The quartet lacks star power. But it is a formidable field and all four drivers have their share of tangled histories and compelling journeys that have them within reach of what will be the first NASCAR title for one of them.

Harvick spent 13 seasons driving for Richard Childress, who hastily called him up to the big leagues to drive Dale Earnhardt's car just five days after the Hall of Famer was killed in the 2001 Daytona 500. He had raw talent to go with his hair-trigger temper.

But Richard Childress Racing could never get him close enough — he finished a career-best third in the standings three times — and he began talking to good friend Stewart about his future in 2012. Stewart told Harvick if he left RCR to drive for Stewart-Haas Racing, he could get Harvick a title.

Harvick joined SHR at the end of 2013 and this first season has been nothing short of magical. Harvick has four wins — including last week's version of a walk-off home run to race his way into the finale — and his 2,083 laps led are tops in the series this season.

"These moments are what you live for when you're racing or a professional athlete," he said of his first true chance to win a championship. "You want these moments."

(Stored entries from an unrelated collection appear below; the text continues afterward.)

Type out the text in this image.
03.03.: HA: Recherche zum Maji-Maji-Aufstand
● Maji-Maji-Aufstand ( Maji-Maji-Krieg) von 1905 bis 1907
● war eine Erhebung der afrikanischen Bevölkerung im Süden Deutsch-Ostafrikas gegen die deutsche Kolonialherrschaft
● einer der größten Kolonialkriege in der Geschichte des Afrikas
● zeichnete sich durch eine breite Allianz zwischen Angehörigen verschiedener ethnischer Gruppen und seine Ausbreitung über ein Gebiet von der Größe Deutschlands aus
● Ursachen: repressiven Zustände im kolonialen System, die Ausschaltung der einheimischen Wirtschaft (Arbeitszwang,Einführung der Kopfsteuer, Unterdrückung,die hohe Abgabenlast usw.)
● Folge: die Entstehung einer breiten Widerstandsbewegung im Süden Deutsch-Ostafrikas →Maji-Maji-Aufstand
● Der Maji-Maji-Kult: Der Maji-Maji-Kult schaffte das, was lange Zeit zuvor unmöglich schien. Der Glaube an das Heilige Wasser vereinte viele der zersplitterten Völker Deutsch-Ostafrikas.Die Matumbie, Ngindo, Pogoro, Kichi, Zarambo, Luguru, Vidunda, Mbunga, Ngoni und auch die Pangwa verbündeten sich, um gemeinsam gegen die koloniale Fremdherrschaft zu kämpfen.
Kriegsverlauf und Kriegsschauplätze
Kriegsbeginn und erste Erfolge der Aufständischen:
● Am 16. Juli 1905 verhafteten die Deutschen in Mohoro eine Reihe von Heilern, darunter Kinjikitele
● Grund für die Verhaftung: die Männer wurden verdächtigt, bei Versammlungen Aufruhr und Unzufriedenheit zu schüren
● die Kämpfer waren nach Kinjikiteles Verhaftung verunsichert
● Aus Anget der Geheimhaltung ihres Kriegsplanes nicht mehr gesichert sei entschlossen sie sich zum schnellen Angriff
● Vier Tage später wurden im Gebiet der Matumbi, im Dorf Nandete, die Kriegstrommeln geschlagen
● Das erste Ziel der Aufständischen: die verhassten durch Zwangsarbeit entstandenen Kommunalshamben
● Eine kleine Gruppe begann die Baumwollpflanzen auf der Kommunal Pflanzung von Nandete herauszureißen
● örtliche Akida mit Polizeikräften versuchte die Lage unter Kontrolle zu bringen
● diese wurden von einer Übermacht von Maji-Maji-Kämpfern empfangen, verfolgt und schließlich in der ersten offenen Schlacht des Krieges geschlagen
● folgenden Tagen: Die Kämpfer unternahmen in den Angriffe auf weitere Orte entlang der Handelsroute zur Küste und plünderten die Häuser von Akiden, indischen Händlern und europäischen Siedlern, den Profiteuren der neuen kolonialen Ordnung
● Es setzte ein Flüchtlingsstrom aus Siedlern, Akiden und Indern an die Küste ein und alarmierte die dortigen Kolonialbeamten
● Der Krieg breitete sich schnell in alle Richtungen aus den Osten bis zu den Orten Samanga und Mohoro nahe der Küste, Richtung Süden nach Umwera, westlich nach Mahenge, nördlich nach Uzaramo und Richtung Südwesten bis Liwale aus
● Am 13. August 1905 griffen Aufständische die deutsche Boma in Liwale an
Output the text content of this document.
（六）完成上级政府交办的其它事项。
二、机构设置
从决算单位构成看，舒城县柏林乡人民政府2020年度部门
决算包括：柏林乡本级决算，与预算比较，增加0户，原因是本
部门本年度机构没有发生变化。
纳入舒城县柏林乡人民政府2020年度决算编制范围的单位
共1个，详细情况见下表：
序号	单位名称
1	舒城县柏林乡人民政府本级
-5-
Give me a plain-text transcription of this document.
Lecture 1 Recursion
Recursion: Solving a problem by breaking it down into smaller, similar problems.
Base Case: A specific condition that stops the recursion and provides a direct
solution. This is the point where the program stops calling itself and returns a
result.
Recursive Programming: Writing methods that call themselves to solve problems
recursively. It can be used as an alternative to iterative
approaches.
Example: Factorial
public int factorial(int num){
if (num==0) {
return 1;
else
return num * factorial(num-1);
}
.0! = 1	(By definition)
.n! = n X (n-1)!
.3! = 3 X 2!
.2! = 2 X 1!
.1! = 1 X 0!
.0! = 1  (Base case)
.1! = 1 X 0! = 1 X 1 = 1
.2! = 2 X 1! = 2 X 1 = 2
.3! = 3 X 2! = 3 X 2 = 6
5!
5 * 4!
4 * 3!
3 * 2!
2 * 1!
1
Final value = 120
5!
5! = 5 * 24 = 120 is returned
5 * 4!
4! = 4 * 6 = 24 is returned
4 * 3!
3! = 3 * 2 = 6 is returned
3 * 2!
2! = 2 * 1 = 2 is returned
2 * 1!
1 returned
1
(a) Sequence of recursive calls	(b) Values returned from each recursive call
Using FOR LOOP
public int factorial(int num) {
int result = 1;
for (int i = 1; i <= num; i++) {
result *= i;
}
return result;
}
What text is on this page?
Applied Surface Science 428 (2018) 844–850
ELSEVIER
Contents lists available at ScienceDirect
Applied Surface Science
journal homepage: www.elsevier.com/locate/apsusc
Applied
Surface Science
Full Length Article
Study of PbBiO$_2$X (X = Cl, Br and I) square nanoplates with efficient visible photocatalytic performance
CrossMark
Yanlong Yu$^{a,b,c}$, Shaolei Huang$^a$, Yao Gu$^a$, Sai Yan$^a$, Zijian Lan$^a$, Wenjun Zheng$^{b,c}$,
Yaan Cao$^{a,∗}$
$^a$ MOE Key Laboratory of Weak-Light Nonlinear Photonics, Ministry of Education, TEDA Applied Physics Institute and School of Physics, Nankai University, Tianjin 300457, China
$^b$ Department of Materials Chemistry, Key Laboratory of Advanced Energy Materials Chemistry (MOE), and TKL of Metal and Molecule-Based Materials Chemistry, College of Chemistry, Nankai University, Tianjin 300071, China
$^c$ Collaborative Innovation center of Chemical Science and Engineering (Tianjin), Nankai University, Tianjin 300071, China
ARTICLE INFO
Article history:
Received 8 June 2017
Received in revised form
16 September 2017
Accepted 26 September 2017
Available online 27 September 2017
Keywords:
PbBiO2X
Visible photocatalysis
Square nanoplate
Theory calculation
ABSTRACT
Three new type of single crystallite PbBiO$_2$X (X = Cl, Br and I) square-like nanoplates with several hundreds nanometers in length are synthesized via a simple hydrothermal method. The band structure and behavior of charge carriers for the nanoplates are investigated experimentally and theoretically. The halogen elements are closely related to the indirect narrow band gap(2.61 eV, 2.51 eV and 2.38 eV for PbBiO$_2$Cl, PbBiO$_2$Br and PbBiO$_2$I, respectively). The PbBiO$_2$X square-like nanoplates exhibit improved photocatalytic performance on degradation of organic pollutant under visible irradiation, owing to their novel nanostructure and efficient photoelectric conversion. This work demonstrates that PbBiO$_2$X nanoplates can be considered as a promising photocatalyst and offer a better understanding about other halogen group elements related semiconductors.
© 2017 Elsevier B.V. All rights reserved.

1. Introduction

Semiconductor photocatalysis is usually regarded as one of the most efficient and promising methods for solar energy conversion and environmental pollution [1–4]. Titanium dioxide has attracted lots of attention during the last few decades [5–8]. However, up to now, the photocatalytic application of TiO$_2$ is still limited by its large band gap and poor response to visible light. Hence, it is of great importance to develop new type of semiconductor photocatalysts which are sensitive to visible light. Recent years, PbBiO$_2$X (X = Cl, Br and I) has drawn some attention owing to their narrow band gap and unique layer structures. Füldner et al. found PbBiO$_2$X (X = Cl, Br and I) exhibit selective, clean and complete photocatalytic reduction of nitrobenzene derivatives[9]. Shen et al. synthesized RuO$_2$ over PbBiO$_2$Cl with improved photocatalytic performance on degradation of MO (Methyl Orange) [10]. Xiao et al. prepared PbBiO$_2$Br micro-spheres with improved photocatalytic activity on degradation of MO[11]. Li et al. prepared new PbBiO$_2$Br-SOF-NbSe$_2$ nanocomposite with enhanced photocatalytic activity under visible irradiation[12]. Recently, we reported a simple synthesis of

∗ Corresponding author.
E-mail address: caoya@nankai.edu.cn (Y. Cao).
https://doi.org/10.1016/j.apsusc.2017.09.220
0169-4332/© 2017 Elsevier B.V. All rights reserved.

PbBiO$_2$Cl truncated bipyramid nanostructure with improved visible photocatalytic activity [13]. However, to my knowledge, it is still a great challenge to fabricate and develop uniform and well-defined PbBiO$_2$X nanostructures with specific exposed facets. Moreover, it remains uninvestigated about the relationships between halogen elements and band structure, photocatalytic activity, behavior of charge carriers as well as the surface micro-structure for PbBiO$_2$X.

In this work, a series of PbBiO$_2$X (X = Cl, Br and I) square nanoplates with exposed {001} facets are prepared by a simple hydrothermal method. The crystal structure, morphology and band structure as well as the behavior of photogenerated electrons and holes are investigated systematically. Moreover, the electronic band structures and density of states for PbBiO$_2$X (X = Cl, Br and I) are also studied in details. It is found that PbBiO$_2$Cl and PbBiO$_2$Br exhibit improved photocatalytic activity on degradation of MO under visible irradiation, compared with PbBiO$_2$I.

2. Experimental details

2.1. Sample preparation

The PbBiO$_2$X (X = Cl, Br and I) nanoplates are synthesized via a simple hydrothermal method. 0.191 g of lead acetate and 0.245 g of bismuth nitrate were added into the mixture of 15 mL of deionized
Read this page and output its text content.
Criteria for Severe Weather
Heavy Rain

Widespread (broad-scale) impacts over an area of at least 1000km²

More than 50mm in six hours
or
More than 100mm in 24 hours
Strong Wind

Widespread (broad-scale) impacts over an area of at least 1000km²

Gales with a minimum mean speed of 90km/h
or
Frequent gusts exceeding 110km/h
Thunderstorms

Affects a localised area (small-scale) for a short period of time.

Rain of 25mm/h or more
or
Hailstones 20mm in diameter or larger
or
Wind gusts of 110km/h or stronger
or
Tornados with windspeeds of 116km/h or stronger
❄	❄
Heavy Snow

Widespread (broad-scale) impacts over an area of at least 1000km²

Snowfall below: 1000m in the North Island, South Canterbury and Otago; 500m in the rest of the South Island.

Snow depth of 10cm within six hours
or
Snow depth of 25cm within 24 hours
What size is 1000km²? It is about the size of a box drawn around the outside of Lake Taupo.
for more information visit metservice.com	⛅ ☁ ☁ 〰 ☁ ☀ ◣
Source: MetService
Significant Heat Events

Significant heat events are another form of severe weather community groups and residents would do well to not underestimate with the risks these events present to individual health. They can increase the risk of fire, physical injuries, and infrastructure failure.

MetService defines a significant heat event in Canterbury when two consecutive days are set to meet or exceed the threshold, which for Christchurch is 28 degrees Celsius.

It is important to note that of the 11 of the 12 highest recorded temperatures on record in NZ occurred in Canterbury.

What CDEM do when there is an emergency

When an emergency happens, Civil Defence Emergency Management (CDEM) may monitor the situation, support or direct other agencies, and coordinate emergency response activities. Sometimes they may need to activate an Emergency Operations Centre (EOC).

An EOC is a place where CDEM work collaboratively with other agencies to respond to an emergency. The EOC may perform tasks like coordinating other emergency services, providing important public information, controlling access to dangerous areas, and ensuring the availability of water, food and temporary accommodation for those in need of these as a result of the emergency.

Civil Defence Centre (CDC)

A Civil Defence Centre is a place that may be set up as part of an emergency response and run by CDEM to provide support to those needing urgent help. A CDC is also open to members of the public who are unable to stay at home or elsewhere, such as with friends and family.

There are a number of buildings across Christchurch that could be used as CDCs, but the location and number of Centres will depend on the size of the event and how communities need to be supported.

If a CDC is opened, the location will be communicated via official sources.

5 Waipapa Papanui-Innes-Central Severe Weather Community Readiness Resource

To make room for Harvick, Stewart had to jettison Newman, the driver he brought with him in 2009 when he became part-owner of Stewart-Haas.

Newman got his pink slip last July and promptly won the Brickyard 400 the next race out. That victory raised his stock and Childress brought him on board. He drives Jeff Burton's old car, but in many senses it was a bit of a seat swap with Harvick.

Newman, who won a Daytona 500 driving for Roger Penske and at Indianapolis Motor Speedway driving for Stewart, was the final seed in the 16-driver field after a steady if unspectacular run in the playoffs. Last week, he moved Kyle Larson out of his way to snag the last spot in the finale and bumped Gordon.

Despite just 41 laps led all year and no wins, he has a chance to end the 20-year championship drought for Childress.

"We're in this hunt," Newman said. "Just to have this opportunity, this is a chance for a dream to come true."

Of the foursome, only Hamlin has been in this position before.

He was the points leader headed into the finale under a different format in 2010. But his nerves were shaky before he even got in the car and he lost the championship to Johnson. Hamlin hasn't been the same driver since.

Last season, Hamlin feuded for more than a month with Logano, his former Joe Gibbs Racing teammate. Things boiled over at California when they raced each other hard and contact sent Hamlin hard into the wall. He broke his back, missed five races and failed to make the Chase for the first time in his career.

Logano, meanwhile, was on a career resurgence at Team Penske after failing to meet expectations in four seasons with Gibbs. The former 18-year-old phenom dubbed "Sliced Bread" was pushed into Stewart's ride before he was ready when Stewart left for SHR.

Cast aside so Gibbs could add Matt Kenseth last year, the fit with Penske has been spectacular as Logano made the Chase for the first time last year, then held his own with five wins against the big dogs this season.

Now 24 and the youngest of the title contenders, Logano is racing for a championship against his old team and two drivers he has clashed with in Hamlin and Harvick, who relentlessly picked on him when he first came into the series.

Logano has never before been in such a high-stakes situation, but he's done it by listening to the advice of crew chief Todd Gordon.

"Todd said to me, 'Don't reinvent the wheel at this point. You just polish the wheel a little bit and just become a little better in every area,'" Logano said. "That's what we've been able to do. It's been a fun ride so far."